DOM CAMILO (1952)
“Le
Petit Monde de Don Camillo”, de Giovanni Guareschi, é o romance de onde parte
este filme de Julien Duvivier, que iria afirmar-se como um enorme sucesso de
bilheteira e de popularidade, em França e Itália, países produtores, mas
igualmente um pouco por todo o mundo, dando origem a uma série de continuações,
protagonizadas pelos dois principais intérpretes, Fernandel (Don Camillo) e
Gino Cervi (Peppone). “Don Camilo”, de 1952, é o título de arranque, a que se
seguem “Le Retour de Don Camillo” (O Regresso de Dom Camilo), de novo assinado
por Julien Duvivier (1953), “La Grande Bagarre de Don Camillo” ou “Don Camillo
e l'on. Peppone” (Dom Camilo e as Eleições), de Carmine Gallone (1955), “Don
Camillo Monseigneur” ou "Don Camillo monsignore... ma non troppo"

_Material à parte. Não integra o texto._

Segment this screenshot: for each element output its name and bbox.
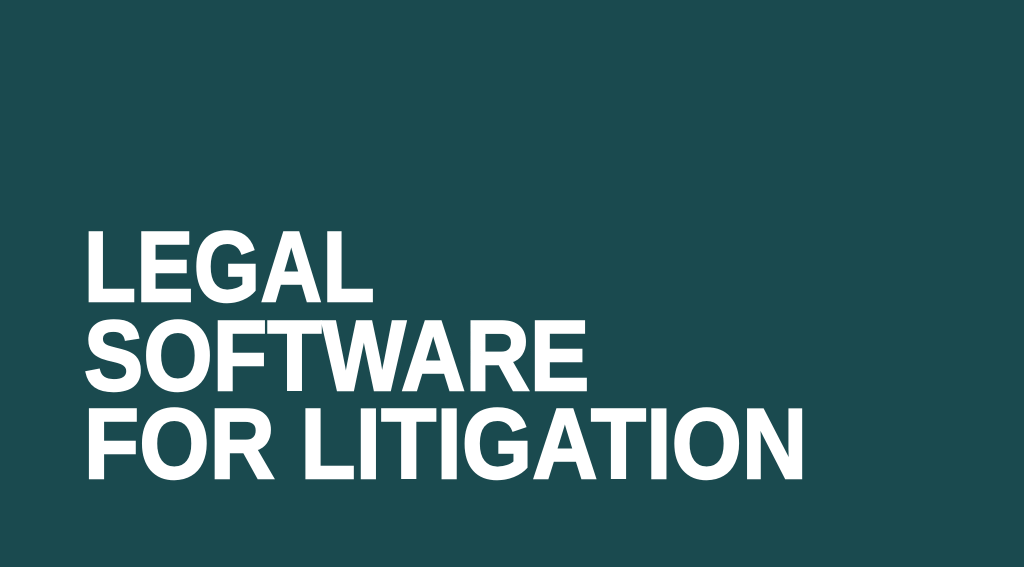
title: SOFTWARE bbox=[84, 300, 590, 411]
title: FOR LITIGATION bbox=[84, 388, 807, 499]
title: LEGAL bbox=[84, 211, 375, 322]
title bbox=[84, 211, 807, 499]
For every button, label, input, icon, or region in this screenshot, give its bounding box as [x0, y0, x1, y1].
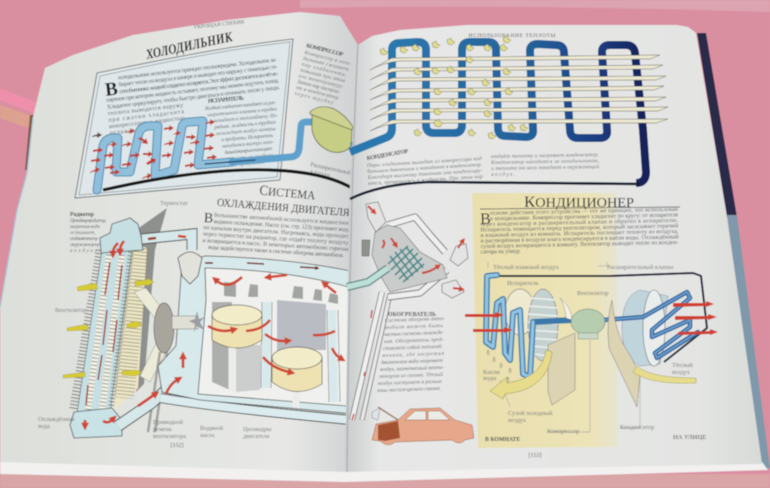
text block: air conditioner: и влажный воздух из комнаты. Испаритель поглощает теплоту из воздуха, [480, 228, 679, 239]
labels: air conditioner: Конденсатор [620, 424, 654, 431]
labels: air conditioner: Вентилятор [577, 290, 608, 297]
text block: heater: мобиля может быть [384, 322, 444, 331]
heater coil [388, 246, 424, 282]
yellow air arrows [63, 278, 154, 378]
diagram: heater core [347, 202, 468, 420]
labels: air conditioner: НА УЛИЦЕ [673, 434, 706, 441]
title: refrigerator: ХОЛОДИЛЬНИК [144, 30, 235, 63]
text block: condenser: большим давлением и попадают в конденсатор. [367, 161, 482, 175]
text block: air conditioner: основе действия этого устройства — тот же принцип, что использован [490, 206, 679, 217]
text block: evaporator: рядная, жидкость в трубках [213, 118, 277, 131]
icon: car with open hood [372, 407, 474, 445]
text block: evaporator: дильной камеры и поглощает [224, 145, 273, 156]
labels: air conditioner [483, 264, 706, 443]
text block: heater [376, 312, 445, 394]
text block: compressor: Компрессор в холо- [303, 50, 352, 67]
text block: heater: воздух поступает в разные [378, 378, 443, 387]
text block: compressor: пар хладагента, [301, 61, 348, 79]
teal inlet pipe [347, 268, 388, 287]
text block: evaporator [203, 93, 282, 170]
labels: air conditioner: воздух [672, 369, 691, 376]
cooling plates [370, 55, 668, 131]
text block: engine cooling: В [203, 211, 214, 227]
text block: heater: менник, где нагретая [381, 350, 445, 359]
condenser coil tube [603, 292, 698, 358]
condenser tube [350, 42, 646, 183]
labels: engine diagram: Охлаждённая [38, 416, 75, 423]
red heat arrows: evaporator [90, 119, 217, 179]
labels: engine diagram: вода [38, 423, 50, 430]
text block: heater: воздух, нагнетаемый венти- [380, 364, 444, 373]
heater body [372, 225, 447, 292]
text block: engine cooling: и возвращается в насос. В некоторых автомобилях горячая [202, 237, 349, 253]
text block: refrigerator intro: бирает тепло из воздуха в камере и выводит его наружу с помощью те- [118, 63, 278, 88]
labels: engine diagram: вентилятора [153, 433, 186, 440]
piston 1 [212, 305, 262, 348]
text block: condenser: КОНДЕНСАТОР [366, 149, 409, 162]
text block: air conditioner: и растворённая в воздухе влага конденсируется в капли воды. Охлаждённый [480, 233, 679, 244]
cylinder walls [212, 302, 232, 390]
text block: heater: Система обогрева авто- [385, 315, 445, 324]
head chambers [224, 282, 338, 304]
pump impeller [189, 311, 205, 332]
engine block castings [198, 268, 352, 406]
text block: engine cooling: через термостат на радиатор, где отдаёт теплоту воздуху [203, 231, 349, 246]
cream baffle panels [548, 333, 575, 405]
text block: refrigerator intro: Хладагент циркулирует, чтобы быстро двигаться и отнимать тепло у пищи. [107, 84, 281, 111]
water channels [266, 302, 334, 402]
labels: engine diagram: окружающему [70, 242, 101, 248]
engine coolant jacket [158, 256, 355, 414]
right page [345, 25, 762, 472]
text block: compressor: ет в конденсатор [295, 84, 340, 101]
radiator body [77, 250, 132, 413]
upper hose to thermostat [142, 234, 192, 250]
piston rods [232, 345, 296, 408]
manifold arrows [205, 263, 316, 268]
labels: engine diagram: ремень [153, 426, 172, 433]
evaporator fan ring [505, 289, 535, 335]
radiator top tank [100, 218, 143, 253]
text block: refrigerator intro: плообменника: жидкий хладагент испаряется. Этот эффект достигается за счёт ис- [119, 70, 279, 95]
piston 2 [272, 347, 322, 392]
striped cover edge [727, 215, 770, 470]
text block: air conditioner: сатора на улицу. [481, 249, 521, 255]
text block: engine cooling: водяное охлаждение. Насос (см. стр. 123) прогоняет воду [213, 218, 350, 233]
icon: compressor housing [310, 107, 358, 152]
text block: evaporator: ширительного клапана в трубки [207, 105, 278, 118]
text block: condenser: Конденсатор находится за холодильником, [490, 157, 600, 166]
text block: refrigerator intro: холодильнике используется принцип теплопередачи. Холодильник за- [117, 57, 277, 81]
heater pipes [352, 217, 447, 420]
labels: air conditioner: Компрессор [547, 428, 579, 435]
text block: evaporator: и продукты. Испаритель [221, 132, 274, 143]
pump shaft [172, 316, 198, 329]
text block: evaporator: и попадает к теплообмену. Из- [209, 112, 278, 125]
radiator core ladders [88, 252, 131, 410]
text block: condenser: ются, превращаясь в жидкость. При этом пар [368, 173, 483, 187]
text block: refrigerator intro: охлаждается. [110, 126, 151, 137]
condenser fan drum [622, 290, 668, 366]
pulley hub [154, 303, 174, 353]
fan belt [148, 352, 167, 432]
panel: air conditioner [465, 193, 718, 448]
labels: engine diagram: нагретая вода [70, 223, 100, 230]
page stack along the bottom [0, 460, 768, 482]
text block: heater: зоны пассажирского салона. [376, 386, 441, 394]
black refrigerant line [494, 273, 707, 362]
labels: engine diagram: Проходя через радиатор, [69, 217, 107, 224]
panel: refrigerator frame [75, 30, 314, 198]
yellow air arrows [490, 350, 696, 399]
text block: evaporator: теплоту из воздуха [225, 151, 274, 163]
text block: compressor: его температуру. [298, 73, 344, 90]
text block: evaporator: находится внутри холо- [222, 138, 274, 150]
return black line [350, 182, 640, 199]
text block: compressor [293, 43, 354, 108]
refrigerant black return line [103, 170, 358, 192]
text block: compressor: повышая при этом [299, 67, 346, 84]
labels: air conditioner: воздух [508, 417, 527, 424]
text block: heater: лятором из салона. Тёплый [378, 371, 443, 380]
label: expansion valve: Расширительный [310, 161, 353, 177]
text block: evaporator: ИСПАРИТЕЛЬ [208, 96, 244, 105]
text block: refrigerator intro [104, 57, 284, 137]
text block: condenser: и теплота от него попадает в окружающий [491, 163, 600, 172]
labels: engine diagram: Термостат [160, 200, 188, 207]
text block: condenser: Благодаря высокому давлению они конденсиру- [366, 167, 483, 181]
text block: compressor: КОМПРЕССОР [306, 43, 344, 58]
text block: condenser [366, 149, 600, 187]
diagram: air conditioning unit [465, 262, 718, 443]
mechanical parts [362, 240, 370, 256]
compressor [571, 309, 605, 339]
title: engine cooling: СИСТЕМА [259, 184, 316, 203]
text block: condenser: Пары хладагента выходят из компрессора под [366, 155, 482, 169]
diagram: engine cooling [38, 200, 355, 440]
radiator fin teeth, left [73, 250, 100, 410]
labels: air conditioner: Расширительный клапан [607, 264, 674, 271]
title: engine cooling [216, 184, 351, 219]
labels: engine diagram: Водяной [200, 425, 224, 432]
lower hose [118, 380, 178, 426]
labels: engine diagram: остывает, [70, 230, 97, 236]
text block: evaporator: Жидкий хладагент попадает из рас- [203, 99, 277, 112]
title: engine cooling: ОХЛАЖДЕНИЯ ДВИГАТЕЛЯ [216, 197, 351, 219]
labels: air conditioner: Капли [483, 369, 500, 376]
labels: air conditioner: Тёплый влажный воздух [493, 264, 560, 271]
text block: engine cooling: по каналам внутри двигателя. Нагреваясь, вода проходит [203, 225, 350, 240]
text block: air conditioner: В [480, 211, 491, 228]
red heater arrows [352, 206, 462, 420]
radiator fins [113, 245, 147, 412]
labels: engine diagram: насос [200, 432, 215, 439]
text block: refrigerator intro: при сжатии хладагента [108, 109, 185, 124]
text block: evaporator: охлаждает воздух камеры [216, 125, 276, 137]
labels: engine diagram: Вентилятор [55, 307, 86, 314]
labels: air conditioner: Тёплый [672, 362, 693, 369]
title: air conditioner: КОНДИЦИОНЕР [524, 194, 634, 211]
text block: heater: ставляет собой теплооб- [383, 343, 443, 352]
text block: engine cooling [202, 211, 350, 259]
page number: 152: [152] [170, 443, 184, 449]
labels: air conditioner: Сухой холодный [508, 410, 553, 417]
text block: condenser: отдаёт теплоту и нагревает конденсатор. [491, 151, 599, 160]
text block: compressor: дильнике сжимает [302, 55, 350, 73]
text block: refrigerator intro: парения при котором жидкость остывает, поэтому мы можем ощутить холод. [106, 78, 280, 104]
page number: 153: [153] [528, 453, 542, 459]
text block: compressor: через трубку. [294, 90, 336, 107]
diagram: condenser [350, 36, 668, 199]
label: expansion valve: клапан [310, 168, 331, 179]
radiator bottom tank [70, 408, 122, 438]
labels: air conditioner: воды [483, 375, 497, 382]
water drops [487, 350, 511, 382]
evaporator fan drum [528, 289, 558, 361]
labels: engine diagram: Радиатор [70, 212, 94, 218]
text block: condenser: воздух. [491, 171, 515, 178]
text block: refrigerator intro: В [104, 79, 119, 101]
dark book cover edge [697, 33, 737, 217]
thermostat [178, 252, 202, 284]
labels: engine diagram: Цилиндры [243, 426, 272, 433]
left page [0, 12, 358, 472]
text block: heater: ОБОГРЕВАТЕЛЬ [388, 312, 436, 318]
text block: compressor: Затем пар поступа- [297, 79, 341, 96]
label leader lines [488, 262, 640, 432]
text block: air conditioner: через конденсатор и расширительный клапан и обратно к испарителю. [480, 217, 679, 228]
text block: air conditioner: в холодильнике. Компрессор прогоняет хладагент по кругу: от испарителя [490, 212, 678, 222]
labels: engine diagram: отдавая теплоту [70, 235, 99, 242]
labels: air conditioner: В КОМНАТЕ [485, 437, 520, 443]
evaporator tube [486, 275, 698, 377]
labels: engine diagram: двигателя [243, 433, 269, 440]
text block: engine cooling: вода задействуется также в системе обогрева автомобиля. [208, 244, 345, 259]
text block: engine cooling: большинстве автомобилей используется жидкостное [214, 212, 350, 227]
labels: air conditioner: Испаритель [507, 280, 539, 287]
coolant flow arrows [85, 236, 340, 424]
bottom engine return [160, 398, 350, 420]
text block: heater: ния. Обогреватель пред- [384, 336, 444, 345]
labels: engine diagram: воздуху. [70, 247, 100, 254]
red warm-air arrows [465, 301, 718, 335]
text block: air conditioner [480, 206, 680, 255]
evaporator tube [97, 121, 314, 190]
text block: refrigerator intro: теплота выводится наружу [107, 103, 184, 117]
text block: refrigerator intro: компрессором и жидкостью [109, 116, 186, 130]
fan blades [134, 288, 170, 382]
yellow heat markers [380, 36, 528, 139]
radiator gray back panel [134, 208, 167, 392]
running header: left page: УКРОЩАЯ СТИХИИ [193, 19, 245, 31]
text block: air conditioner: сухой воздух возвращается в комнату. Вентилятор выводит тепло из конден- [481, 239, 679, 250]
labels: engine diagram [38, 200, 272, 440]
text block: air conditioner: Испаритель помещается перед вентилятором, который засасывает горячий [480, 222, 679, 233]
text block: heater: двигателем вода нагревает [381, 357, 443, 366]
running header: heat use: ИСПОЛЬЗОВАНИЕ ТЕПЛОТЫ [468, 33, 556, 39]
text block: evaporator: и продуктов. [234, 159, 265, 168]
text block: heater: частью системы охлажде- [384, 329, 444, 338]
labels: engine diagram: Приводной [153, 419, 184, 426]
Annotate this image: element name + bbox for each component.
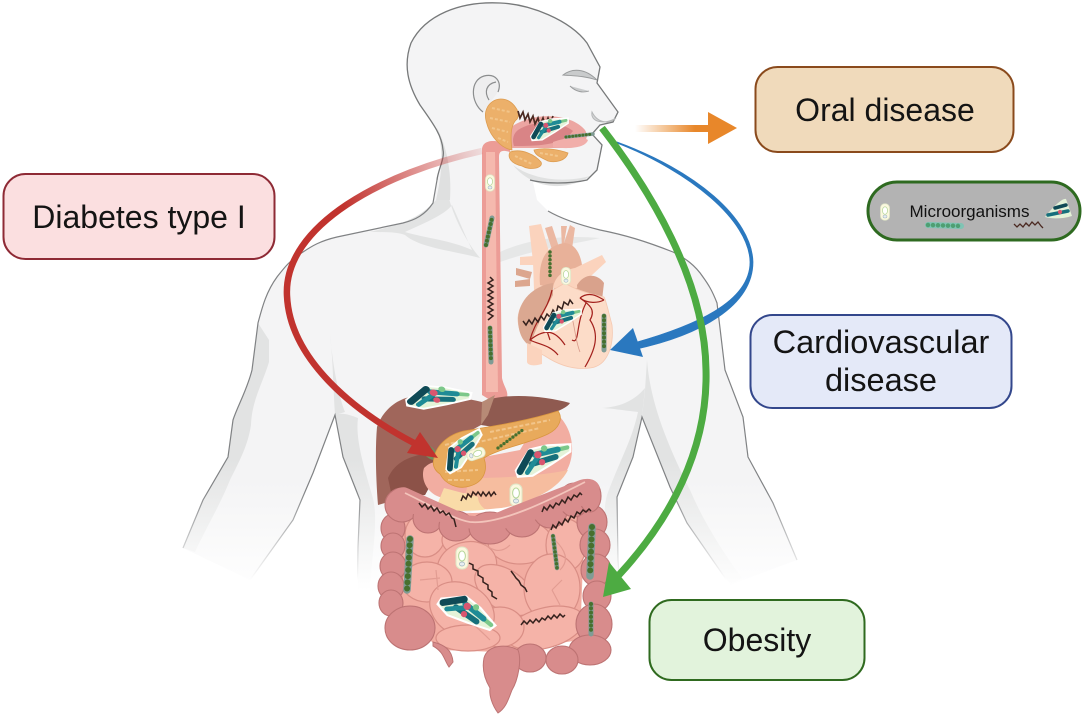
box: oral disease: Oral disease [795, 92, 975, 128]
arrow: diabetes type I [287, 151, 482, 458]
legend: microorganisms: Microorganisms [910, 202, 1029, 221]
box: oral disease [756, 67, 1014, 152]
legend icon: chain [928, 225, 961, 226]
abdominal microorganisms [405, 378, 570, 506]
appendix [433, 642, 453, 667]
ascending colon [378, 514, 435, 650]
ear [473, 75, 499, 112]
box: cardiovascular disease: Cardiovascular [773, 324, 990, 360]
oral microorganisms [518, 111, 593, 141]
human body silhouette [183, 3, 797, 620]
intestine folds [420, 540, 565, 640]
left shoulder and arm outline [183, 180, 437, 548]
rectum [483, 646, 520, 713]
salivary glands [486, 99, 568, 169]
legend icon: rods [1048, 205, 1068, 215]
box: diabetes type I [4, 174, 274, 259]
collarbone shading [370, 190, 480, 258]
heart [515, 224, 612, 368]
transverse colon top strip [390, 479, 600, 530]
legend icon: cluster [1045, 199, 1072, 218]
large intestine [378, 479, 612, 713]
box: diabetes type I: Diabetes type I [32, 199, 246, 235]
gallbladder [420, 445, 440, 460]
heart microorganisms [523, 300, 573, 325]
transverse colon lobes [385, 480, 601, 544]
arrow: cardiovascular disease [610, 142, 753, 357]
arrow: obesity [602, 128, 706, 597]
jaw shadow [513, 165, 590, 186]
nose shadow [592, 112, 616, 122]
legend icon: capsule [880, 204, 890, 220]
box: obesity [650, 600, 864, 680]
colon inner band [405, 482, 585, 522]
box: obesity: Obesity [703, 622, 811, 658]
small intestine [400, 510, 589, 658]
intestinal microorganisms [407, 493, 592, 646]
eye and brow [563, 70, 597, 92]
esophagus [482, 141, 510, 400]
legend: microorganisms [868, 182, 1080, 240]
pancreas [433, 411, 560, 487]
pancreas texture [445, 420, 550, 480]
neck shading [436, 128, 450, 200]
right shoulder and arm outline [548, 211, 797, 560]
liver [376, 395, 570, 505]
gland texture [490, 108, 558, 164]
mouth cavity [506, 116, 588, 148]
stomach and duodenum [423, 415, 572, 516]
head outline [407, 3, 618, 183]
box: cardiovascular disease: disease [825, 362, 937, 398]
body shading [183, 323, 742, 600]
box: cardiovascular disease [750, 315, 1012, 408]
arrow: oral disease [635, 112, 737, 144]
right inner arm and torso outline [617, 417, 730, 620]
coronary arteries [530, 290, 604, 367]
legend icon: spiral [1014, 222, 1043, 228]
descending colon [514, 505, 612, 674]
esophagus microorganisms [486, 175, 494, 362]
left inner arm and torso outline [250, 415, 360, 620]
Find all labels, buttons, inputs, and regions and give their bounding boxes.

(Dom Camilo, Monsenhor), outra vez de Carmine Gallone (1961) e “Don Camillo en
Russie” ou "Il compagno Don Camillo" (Dom Camilo na Rússia), de Luigi
Comencini (1966). Outro título se anunciava com a mesma dupla, “Don Camillo e i
giovani d'oggi” ou “Don Camillo et les Contestataires” (1972), com realização
de Christian-Jacque, mas por doença, e posterior morte, de Fernandel, os
protagonistas foram substituídos. Este filme acabaria por ser dirigido por
Mario Camerini, tendo como principais intérpretes Gastone Moschin e Lionel
Stander, respectivamente os novos rostos de Don Camilo e Peppone. Sem o mesmo
sucesso da dupla inicial. Mais infeliz ainda foi a recuperação ensaiada em
1984, com um “Don Camillo”, dirigido e interpretado por Terence Hill, que tinha
como Peppone Colin Blakely. Em televisão, também houve algumas tentativas, em
série, uma brasileira, de 1957, “Pequeno Mundo de D. Camilo”, com Dionísio
Azevedo, Heitor de Andrade e Chico de Assis, outra inglesa, de 1981, “The
Little World of Don Camillo”, interpretada por Mario Adorf e Brian Blessed.
Falando
de Giovanni Guareschi (1908-1968) teremos de salientar o facto de este
jornalista e romancista italiano se ter tornado mundialmente célebre com a sua
série de obras de ficção baseada nas personagens de Don Camillo e Peppone. O
primeiro romance surgiu em 1948 e rapidamente se transformou num bestseller
internacional, o que foi ampliado pela sua adaptação ao cinema. Seguiram-se
algumas sequelas: “Don Camillo retorno” (1951), “Don Camillo e il suo gregge”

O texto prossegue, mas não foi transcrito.